I asked the nurses to help move my limbs every chance I got. Thankfully within the first two days, I started feeling tingles down my midback, and into my arms. It grew and grew to the point where I could slightly move my arms and fingers.
It took a while longer for my lower body to wake up but over time I slowly regained feeling throughout my body. Over the next 13 months, I went through physical therapy. Little did I know that my physical therapist was using a lot of yoga to help stretch and awaken parts of my body.
It took quite a while to get back on my feet. Even after months of therapy, I was using a cane or supporting myself by holding onto things as I walked.
Sadly because of my injuries, I was medically discharged from military service. I had no idea what I was going to do next. There was a big hole in the middle of me, and I now had no purpose in life.
I was on medication from the military for both physical and mental issues. I knew I needed a change, so I moved to Las Vegas. I met someone, got married, and started having children right away.

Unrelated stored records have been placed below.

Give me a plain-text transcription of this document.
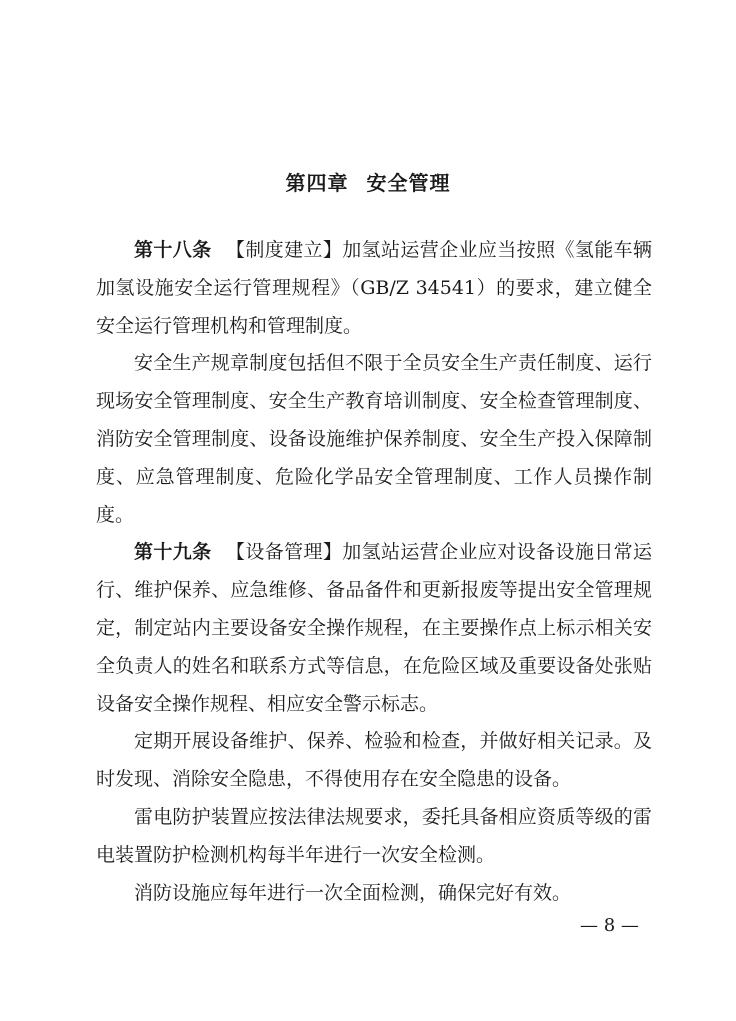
第四章 安全管理

第十八条 【制度建立】加氢站运营企业应当按照《氢能车辆加氢设施安全运行管理规程》（GB/Z 34541）的要求，建立健全安全运行管理机构和管理制度。

安全生产规章制度包括但不限于全员安全生产责任制度、运行现场安全管理制度、安全生产教育培训制度、安全检查管理制度、消防安全管理制度、设备设施维护保养制度、安全生产投入保障制度、应急管理制度、危险化学品安全管理制度、工作人员操作制度。

第十九条 【设备管理】加氢站运营企业应对设备设施日常运行、维护保养、应急维修、备品备件和更新报废等提出安全管理规定，制定站内主要设备安全操作规程，在主要操作点上标示相关安全负责人的姓名和联系方式等信息，在危险区域及重要设备处张贴设备安全操作规程、相应安全警示标志。

定期开展设备维护、保养、检验和检查，并做好相关记录。及时发现、消除安全隐患，不得使用存在安全隐患的设备。

雷电防护装置应按法律法规要求，委托具备相应资质等级的雷电装置防护检测机构每半年进行一次安全检测。

消防设施应每年进行一次全面检测，确保完好有效。

— 8 —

I had my two beautiful stepdaughters, and my son. I thought that taking care of my family would be all the purpose in life that I would ever need. I love my 3 children and loved my wife.
Unfortunately, my service followed me to bed every night and at times I felt stressed. I would hear alarm bells and feel as if I was yanking back and forth.
I looked for anything I could to numb my physical pain, and to shut off the alarm bells going off in my head. Eventually, the medication just wasn’t cutting it.
I found drugs, and of course, drowned my sorrows with alcohol. The party scene became my norm. Thankfully someone introduced me to a workout I could do at home and it included yoga.
It felt so familiar, and eventually, I realized I had done some of these moves in the past. At first, it was purely physical. I needed something to help with the constant pain that I was in from my injuries.
After several months I noticed a huge change. My pain was diminishing and I wasn’t so angry all the time. I was able to breathe and deal with the flashbacks & alarm bells in my head.
As time went on I knew I thought I was in the clear. In 2016 my Father couldn’t deal with PTSD any longer, and he took his own life. He was one of almost 60 veterans a day who commit suicide.
As if that wasn’t enough, when I got back from burying him, I found out that I was going to have to battle stage 2 colon cancer.
Again, I was thrust into darkness. I allowed myself to travel down a self-destructive path of drugs and attempted suicide.
Thankfully one day I woke up and decided that this was not how my life was going to end. I had all the tools I needed to win my battle with my mind and my body.
I started meditating and practicing yoga again, and everything changed forever. It hit me while meditating one day. “Why aren’t you helping your brothers and sisters find yoga? It’s helped you so much”.
A friend introduced me to TruFusion and began my yoga instructor training. Since my concentration is on creating space for others to find balance in life.